En años subsiguientes, los ejemplos de uso del dolly zoom en películas de todo género se hicieron innumerables. A menudo se apartaron de su empleo original en dos aspectos fundamentales: casi siempre incluyeron la imagen de alguna persona -en Vértigo se mostraba un mero escenario- y, tal vez por lógica consecuencia, raramente constituyeron un plano subjetivo, el punto de vista de un personaje -el de Vértigo consistía en una cámara subjetiva que reflejaba la visión horrorizada del protagonista-. Esta "regla" ha conocido algunas excepciones notables, como el plano general de un barrio visto desde lo alto de una colina en E.T. (nuevamente Spielberg, 1982), o la visión subjetiva de Jake La Motta cuando Sugar Ray Robinson se apresta a molerlo a golpes en Raging Bull (1980), de Martin Scorsese.


 


[2] En el blog Capricho Cinéfilo, de Fernando Usón Forniés, se encontrará una aguda lectura sobre tal integración de Madeleine a un universo pictórico, un recorrido exhaustivo por las muchas instancias en que su figura aparece enmarcada de distintas maneras, ofreciéndose como ad-mirable, por lo general ocupando el centro de vastos panoramas, sensiblemente inspirados en los paisajes románticos de un Friedrich o de un Corot; landscapes que, al contener esa imagen fascinante de Madeleine, pintan obviamente el anhelo de consumación y plenitud amorosa de Scottie, la escena perfecta a la que querrá incorporarse. El análisis que del "hecho pictórico" hace Usón en su blog, y que aquí no podríamos siquiera resumir, es impecable, en especial al señalar el modo en que la pintura ofrece la expresión más idónea, más elocuente, de los atributos que definen todo ideal: la plasmación en una imagen de completud, belleza y armonía; la fijeza y eternización de sus promesas e imperativos; la sustracción a las coordenadas espacio-temporales... El presentarnos a Madeleine sistemáticamente estilizada a manera de cuadro sirve, pues, como cabal símbolo de la idealización, de la adoración fascinada con que Scottie la contempla.

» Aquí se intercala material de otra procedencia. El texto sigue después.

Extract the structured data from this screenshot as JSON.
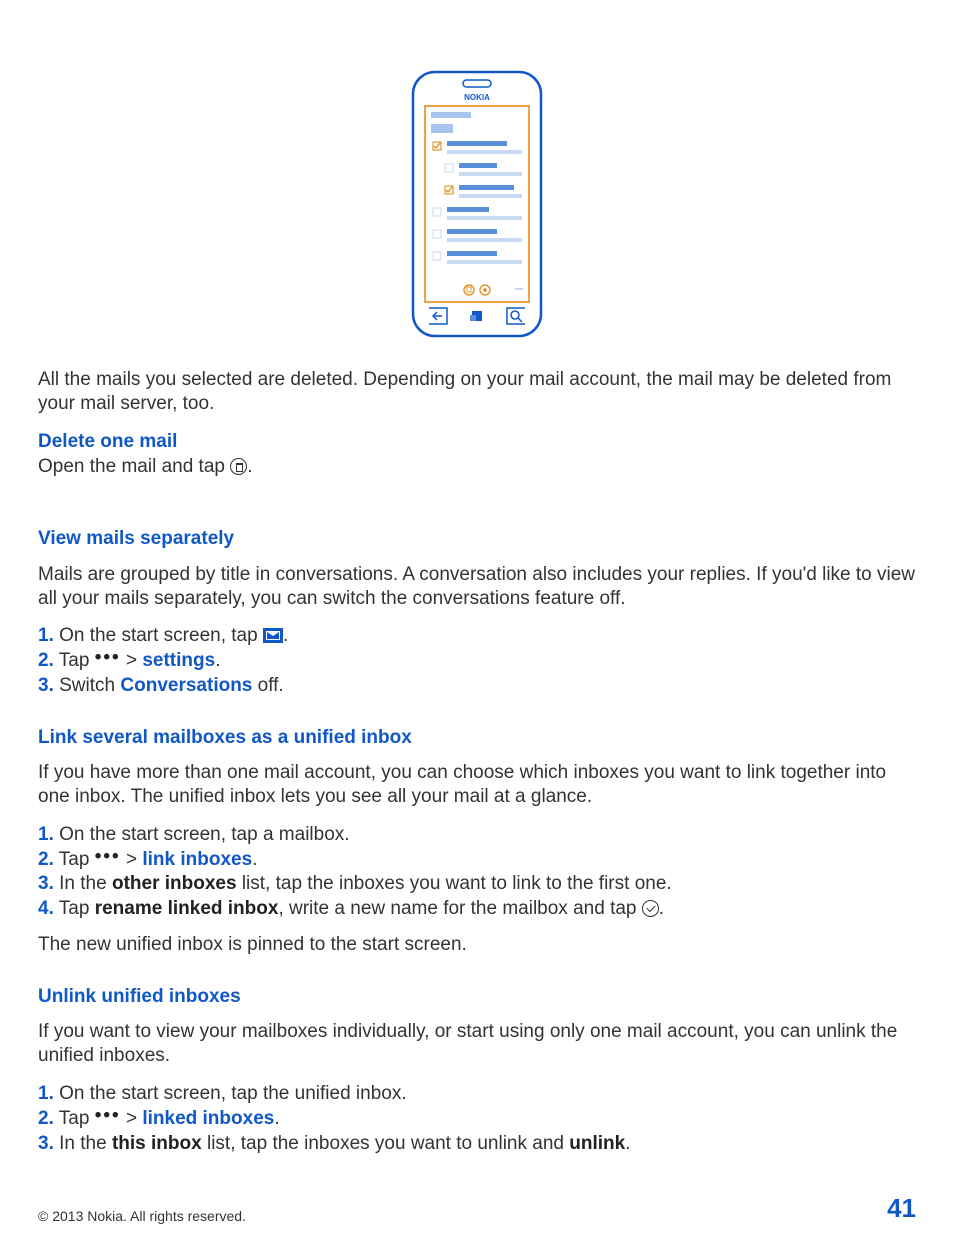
{
  "illustration": {
    "brand": "NOKIA"
  },
  "para_deleted": "All the mails you selected are deleted. Depending on your mail account, the mail may be deleted from your mail server, too.",
  "delete_one": {
    "heading": "Delete one mail",
    "text_before": "Open the mail and tap ",
    "text_after": "."
  },
  "view_separately": {
    "heading": "View mails separately",
    "para": "Mails are grouped by title in conversations. A conversation also includes your replies. If you'd like to view all your mails separately, you can switch the conversations feature off.",
    "step1_num": "1.",
    "step1_before": " On the start screen, tap ",
    "step1_after": ".",
    "step2_num": "2.",
    "step2_before": " Tap  ",
    "step2_arrow": " > ",
    "step2_settings": "settings",
    "step2_after": ".",
    "step3_num": "3.",
    "step3_before": " Switch ",
    "step3_conv": "Conversations",
    "step3_after": " off."
  },
  "link_inboxes": {
    "heading": "Link several mailboxes as a unified inbox",
    "para": "If you have more than one mail account, you can choose which inboxes you want to link together into one inbox. The unified inbox lets you see all your mail at a glance.",
    "step1_num": "1.",
    "step1_text": " On the start screen, tap a mailbox.",
    "step2_num": "2.",
    "step2_before": " Tap  ",
    "step2_arrow": " > ",
    "step2_link": "link inboxes",
    "step2_after": ".",
    "step3_num": "3.",
    "step3_before": " In the ",
    "step3_other": "other inboxes",
    "step3_after": " list, tap the inboxes you want to link to the first one.",
    "step4_num": "4.",
    "step4_before": " Tap ",
    "step4_rename": "rename linked inbox",
    "step4_mid": ", write a new name for the mailbox and tap ",
    "step4_after": ".",
    "para_after": "The new unified inbox is pinned to the start screen."
  },
  "unlink": {
    "heading": "Unlink unified inboxes",
    "para": "If you want to view your mailboxes individually, or start using only one mail account, you can unlink the unified inboxes.",
    "step1_num": "1.",
    "step1_text": " On the start screen, tap the unified inbox.",
    "step2_num": "2.",
    "step2_before": " Tap  ",
    "step2_arrow": " > ",
    "step2_linked": "linked inboxes",
    "step2_after": ".",
    "step3_num": "3.",
    "step3_before": " In the ",
    "step3_this": "this inbox",
    "step3_mid": " list, tap the inboxes you want to unlink and ",
    "step3_unlink": "unlink",
    "step3_after": "."
  },
  "footer": {
    "copyright": "© 2013 Nokia. All rights reserved.",
    "page": "41"
  },
  "dots_glyph": "•••"
}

Por supuesto, el espejismo de maravilla cristalizada así erigido es en última instancia intocable, por estar hecho de mero vacío. Solo se lo puede circundar o rodear; de ahí que en cuanto Scottie accede físicamente a esta mujer, ella no tarde en desvanecerse. 

(O también, en los términos de Usón, que en cuanto Scottie atraviesa el plano del lienzo y ve a Madeleine desde el fondo o interior del cuadro -la escena del establo en la misión de San Juan Bautista-, ella se vuelva una sombra; véase arriba la primera de las tres imágenes que llevan el epígrafe "Sombras, nada más").